Cardiac MRI was performed and revealed: mild LVH with the basal anteroseptum measuring 13 mm, basal anterolateral segment measured 14 mm and mid-inferoseptum was 13 mm. 24 h ECG was within acceptable limits and renal function remained satisfactory.
These findings precipitated a change in the management plan for our patient and ERT was initiated. He remains clinically asymptomatic.
4. Discussion
In summary, we present two brothers with starkly contrasting phenotypes of Fabry Disease.

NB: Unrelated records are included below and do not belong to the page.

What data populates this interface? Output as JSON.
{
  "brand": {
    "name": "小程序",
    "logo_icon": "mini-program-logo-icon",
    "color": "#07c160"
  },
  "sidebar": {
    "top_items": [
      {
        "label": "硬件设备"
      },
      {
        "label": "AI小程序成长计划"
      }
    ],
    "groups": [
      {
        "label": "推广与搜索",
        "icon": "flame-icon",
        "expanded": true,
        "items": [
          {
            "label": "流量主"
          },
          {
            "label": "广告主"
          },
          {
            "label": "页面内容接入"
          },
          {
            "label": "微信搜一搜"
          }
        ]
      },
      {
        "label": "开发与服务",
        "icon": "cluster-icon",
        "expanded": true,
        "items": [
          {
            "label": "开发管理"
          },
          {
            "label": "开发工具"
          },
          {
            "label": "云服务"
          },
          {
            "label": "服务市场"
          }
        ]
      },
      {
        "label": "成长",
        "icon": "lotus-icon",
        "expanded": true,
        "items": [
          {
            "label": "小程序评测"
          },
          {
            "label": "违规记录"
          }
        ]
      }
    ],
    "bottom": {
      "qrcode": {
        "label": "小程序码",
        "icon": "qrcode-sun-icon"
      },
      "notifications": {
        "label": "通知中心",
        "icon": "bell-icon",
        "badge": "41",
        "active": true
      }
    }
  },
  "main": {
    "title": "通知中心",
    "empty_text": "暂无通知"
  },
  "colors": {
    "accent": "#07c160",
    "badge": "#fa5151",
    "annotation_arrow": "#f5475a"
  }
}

One brother is asymptomatic, demonstrating the typical p.N215S phenotype of a late-onset cardiac phenotype, with manifestations limited primarily to the myocardium and sparing of renal tissue. On the other hand, the other exhibits a distinct p.N215S phenotype, with history of neuropathic pains since his adolescence and later development of severe renal disease as well as the hypertrophic cardiomyopathy generally seen in Fabry patients with GLA p.N215S mutation.

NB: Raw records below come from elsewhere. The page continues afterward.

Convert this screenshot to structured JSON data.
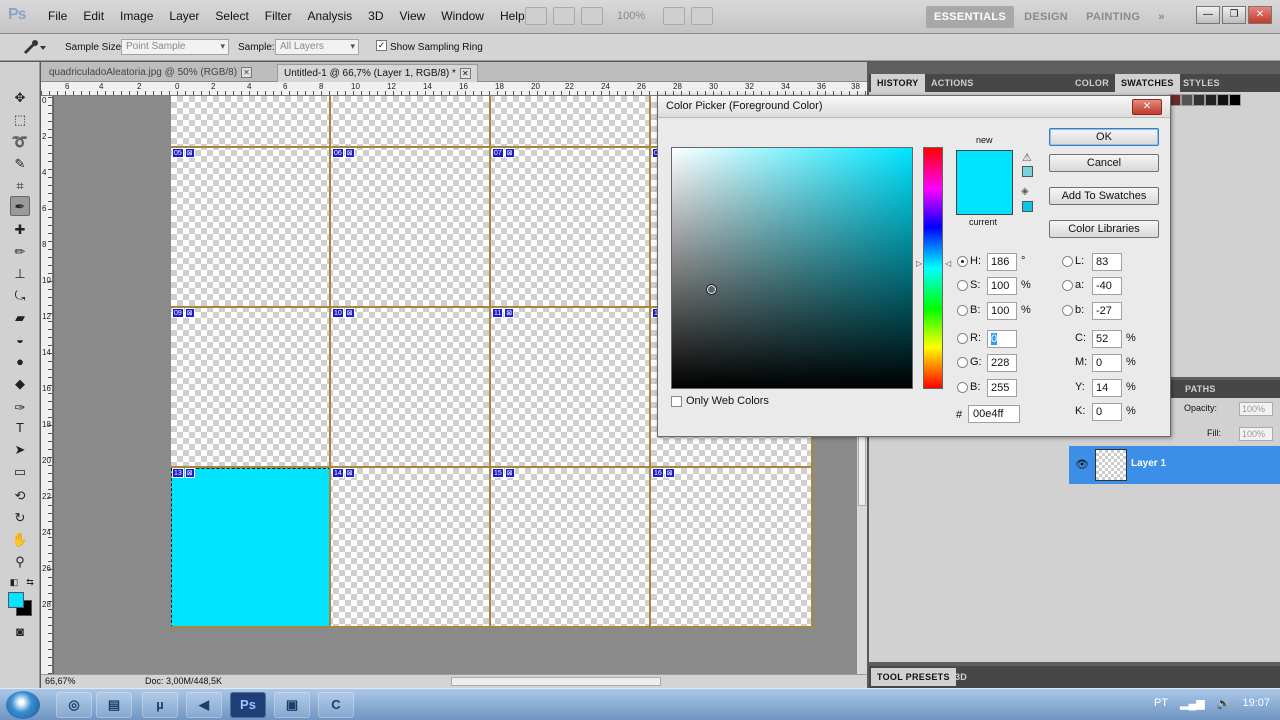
{
  "menubar": {
    "logo": "Ps",
    "items": [
      "File",
      "Edit",
      "Image",
      "Layer",
      "Select",
      "Filter",
      "Analysis",
      "3D",
      "View",
      "Window",
      "Help"
    ],
    "zoom": "100%",
    "workspaces": [
      "ESSENTIALS",
      "DESIGN",
      "PAINTING",
      "»"
    ]
  },
  "options": {
    "sample_size_label": "Sample Size:",
    "sample_size_value": "Point Sample",
    "sample_label": "Sample:",
    "sample_value": "All Layers",
    "show_ring_label": "Show Sampling Ring",
    "show_ring_checked": "✓"
  },
  "doc_tabs": [
    {
      "label": "quadriculadoAleatoria.jpg @ 50% (RGB/8)"
    },
    {
      "label": "Untitled-1 @ 66,7% (Layer 1, RGB/8) *"
    }
  ],
  "ruler_top": [
    "6",
    "4",
    "2",
    "0",
    "2",
    "4",
    "6",
    "8",
    "10",
    "12",
    "14",
    "16",
    "18",
    "20",
    "22",
    "24",
    "26",
    "28",
    "30",
    "32",
    "34",
    "36",
    "38"
  ],
  "ruler_left": [
    "0",
    "2",
    "4",
    "6",
    "8",
    "10",
    "12",
    "14",
    "16",
    "18",
    "20",
    "22",
    "24",
    "26",
    "28"
  ],
  "slices": [
    {
      "num": "05"
    },
    {
      "num": "06"
    },
    {
      "num": "07"
    },
    {
      "num": "08"
    },
    {
      "num": "09"
    },
    {
      "num": "10"
    },
    {
      "num": "11"
    },
    {
      "num": "12"
    },
    {
      "num": "13"
    },
    {
      "num": "14"
    },
    {
      "num": "15"
    },
    {
      "num": "16"
    }
  ],
  "status": {
    "zoom": "66,67%",
    "doc": "Doc: 3,00M/448,5K"
  },
  "panels": {
    "history_tabs": [
      "HISTORY",
      "ACTIONS"
    ],
    "color_tabs": [
      "COLOR",
      "SWATCHES",
      "STYLES"
    ],
    "layers_tabs": [
      "PATHS"
    ],
    "opacity_label": "Opacity:",
    "opacity_value": "100%",
    "fill_label": "Fill:",
    "fill_value": "100%",
    "layer_name": "Layer 1",
    "tool_presets_tabs": [
      "TOOL PRESETS",
      "3D"
    ]
  },
  "dialog": {
    "title": "Color Picker (Foreground Color)",
    "close": "✕",
    "new_label": "new",
    "current_label": "current",
    "ok": "OK",
    "cancel": "Cancel",
    "add_swatches": "Add To Swatches",
    "libraries": "Color Libraries",
    "only_web": "Only Web Colors",
    "new_color": "#00e4ff",
    "current_color": "#00e4ff",
    "h": {
      "label": "H:",
      "value": "186",
      "unit": "°"
    },
    "s": {
      "label": "S:",
      "value": "100",
      "unit": "%"
    },
    "b": {
      "label": "B:",
      "value": "100",
      "unit": "%"
    },
    "r": {
      "label": "R:",
      "value": "0"
    },
    "g": {
      "label": "G:",
      "value": "228"
    },
    "bb": {
      "label": "B:",
      "value": "255"
    },
    "l": {
      "label": "L:",
      "value": "83"
    },
    "a": {
      "label": "a:",
      "value": "-40"
    },
    "b2": {
      "label": "b:",
      "value": "-27"
    },
    "c": {
      "label": "C:",
      "value": "52",
      "unit": "%"
    },
    "m": {
      "label": "M:",
      "value": "0",
      "unit": "%"
    },
    "y": {
      "label": "Y:",
      "value": "14",
      "unit": "%"
    },
    "k": {
      "label": "K:",
      "value": "0",
      "unit": "%"
    },
    "hex_label": "#",
    "hex": "00e4ff"
  },
  "taskbar": {
    "lang": "PT",
    "time": "19:07"
  },
  "colors": {
    "foreground": "#00e4ff",
    "background": "#000000",
    "guide": "#a9873a",
    "selected_layer": "#3d8ee6"
  }
}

The evidence of renal involvement is clear on from the EM images. Fig. 1, Fig. 2, taken from the symptomatic brother's renal biopsy in 2006, show numerous lamellated inclusion Zebra bodies in the glomerular visceral epithelial cells and tubular epithelial cells confirming Fabry Disease. His later biopsy (Fig. 3) shows Zebra bodies are still present within podocytes and in the tubular epithelium. Interestingly, and worthy of note, baseline enzyme activity was lower in the brother without renal involvement (0.83 μmol/l/h compared to 1.4 μmol/l/h). The differences in distribution of renal Gb3 deposition seem to correlate with the severity of renal disease. This concurs with the findings of Meehan et al. [8], who found that variation in distribution of Gb3 deposition may account for development of end stage renal failure, as cardiac variants generally experience sparing of Gb3 deposition in the renal endothelium and usually present in the latter decades of life with proteinuria. This is in stark comparison to the early renal failure that classical Fabry patients experience; generally associated with podocytic and endothelial accumulation. It is not clear why there were such differences in the case we present, but such polar outcomes resulting from these differences were clear.

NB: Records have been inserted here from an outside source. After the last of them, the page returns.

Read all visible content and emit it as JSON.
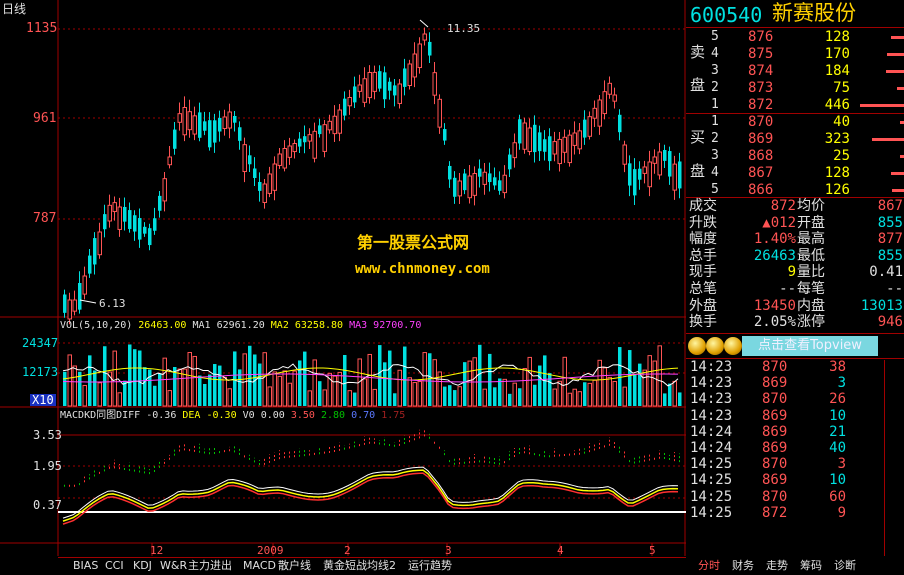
{
  "chart_header": {
    "period_label": "日线",
    "price_ticks": [
      "1135",
      "961",
      "787"
    ],
    "high_annotation": "11.35",
    "low_annotation": "6.13",
    "watermark_line1": "第一股票公式网",
    "watermark_line2": "www.chnmoney.com"
  },
  "volume_panel": {
    "legend_title": "VOL(5,10,20)",
    "vol_value": "26463.00",
    "ma1_label": "MA1",
    "ma1_value": "62961.20",
    "ma2_label": "MA2",
    "ma2_value": "63258.80",
    "ma3_label": "MA3",
    "ma3_value": "92700.70",
    "ticks": [
      "24347",
      "12173"
    ],
    "unit": "X10"
  },
  "macd_panel": {
    "title": "MACDKD同图",
    "diff_label": "DIFF",
    "diff_value": "-0.36",
    "dea_label": "DEA",
    "dea_value": "-0.30",
    "v0_label": "V0",
    "v0_value": "0.00",
    "v1": "3.50",
    "v2": "2.80",
    "v3": "0.70",
    "v4": "1.75",
    "ticks": [
      "3.53",
      "1.95",
      "0.37"
    ]
  },
  "x_axis": {
    "labels": [
      "12",
      "2009",
      "2",
      "3",
      "4",
      "5"
    ]
  },
  "bottom_tabs": [
    "BIAS",
    "CCI",
    "KDJ",
    "W&R",
    "主力进出",
    "MACD",
    "散户线",
    "黄金短战均线2",
    "运行趋势"
  ],
  "quote": {
    "code": "600540",
    "name": "新赛股份",
    "sell_side_label": [
      "卖",
      "盘"
    ],
    "buy_side_label": [
      "买",
      "盘"
    ],
    "sell": [
      {
        "level": "5",
        "price": "876",
        "volume": "128"
      },
      {
        "level": "4",
        "price": "875",
        "volume": "170"
      },
      {
        "level": "3",
        "price": "874",
        "volume": "184"
      },
      {
        "level": "2",
        "price": "873",
        "volume": "75"
      },
      {
        "level": "1",
        "price": "872",
        "volume": "446"
      }
    ],
    "buy": [
      {
        "level": "1",
        "price": "870",
        "volume": "40"
      },
      {
        "level": "2",
        "price": "869",
        "volume": "323"
      },
      {
        "level": "3",
        "price": "868",
        "volume": "25"
      },
      {
        "level": "4",
        "price": "867",
        "volume": "128"
      },
      {
        "level": "5",
        "price": "866",
        "volume": "126"
      }
    ],
    "stats": [
      {
        "l1": "成交",
        "v1": "872",
        "l2": "均价",
        "v2": "867",
        "c1": "red",
        "c2": "red"
      },
      {
        "l1": "升跌",
        "v1": "▲012",
        "l2": "开盘",
        "v2": "855",
        "c1": "red",
        "c2": "grn"
      },
      {
        "l1": "幅度",
        "v1": "1.40%",
        "l2": "最高",
        "v2": "877",
        "c1": "red",
        "c2": "red"
      },
      {
        "l1": "总手",
        "v1": "26463",
        "l2": "最低",
        "v2": "855",
        "c1": "grn",
        "c2": "grn"
      },
      {
        "l1": "现手",
        "v1": "9",
        "l2": "量比",
        "v2": "0.41",
        "c1": "yel",
        "c2": "wht"
      },
      {
        "l1": "总笔",
        "v1": "--",
        "l2": "每笔",
        "v2": "--",
        "c1": "wht",
        "c2": "wht"
      },
      {
        "l1": "外盘",
        "v1": "13450",
        "l2": "内盘",
        "v2": "13013",
        "c1": "red",
        "c2": "grn"
      },
      {
        "l1": "换手",
        "v1": "2.05%",
        "l2": "涨停",
        "v2": "946",
        "c1": "wht",
        "c2": "red"
      }
    ],
    "topview_button": "点击查看Topview",
    "ticks": [
      {
        "time": "14:23",
        "price": "870",
        "volume": "38",
        "pc": "red",
        "vc": "red"
      },
      {
        "time": "14:23",
        "price": "869",
        "volume": "3",
        "pc": "red",
        "vc": "grn"
      },
      {
        "time": "14:23",
        "price": "870",
        "volume": "26",
        "pc": "red",
        "vc": "red"
      },
      {
        "time": "14:23",
        "price": "869",
        "volume": "10",
        "pc": "red",
        "vc": "grn"
      },
      {
        "time": "14:24",
        "price": "869",
        "volume": "21",
        "pc": "red",
        "vc": "grn"
      },
      {
        "time": "14:24",
        "price": "869",
        "volume": "40",
        "pc": "red",
        "vc": "grn"
      },
      {
        "time": "14:25",
        "price": "870",
        "volume": "3",
        "pc": "red",
        "vc": "red"
      },
      {
        "time": "14:25",
        "price": "869",
        "volume": "10",
        "pc": "red",
        "vc": "grn"
      },
      {
        "time": "14:25",
        "price": "870",
        "volume": "60",
        "pc": "red",
        "vc": "red"
      },
      {
        "time": "14:25",
        "price": "872",
        "volume": "9",
        "pc": "red",
        "vc": "red"
      }
    ],
    "right_tabs": [
      "分时",
      "财务",
      "走势",
      "筹码",
      "诊断"
    ]
  },
  "colors": {
    "up": "#ff5454",
    "down": "#00e0e0",
    "grid": "#a00000",
    "ma_white": "#ffffff",
    "ma_yellow": "#ffff00",
    "ma_magenta": "#ff40ff"
  }
}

In 1996, Eng and Desnick [9], described three patients with the GLA p.N215S mutation, all of whom exhibited cardiac involvement and sparing of any renal disease, much the same as our first brother. The second brother therefore presents a very interesting case. His development of renal disease due to Gb3 accumulation is not typical of p.N215S patients. Despite the fact that in the majority of patients this mutation is associated with late onset presentation with hypertrophic cardiomyopathy, we have clearly demonstrated that patients with GLA p.N215S mutation can present with the classical phenotype. Further studies are required to elucidate the underlying modifying factors that influence clinical presentation with a more severe phenotype.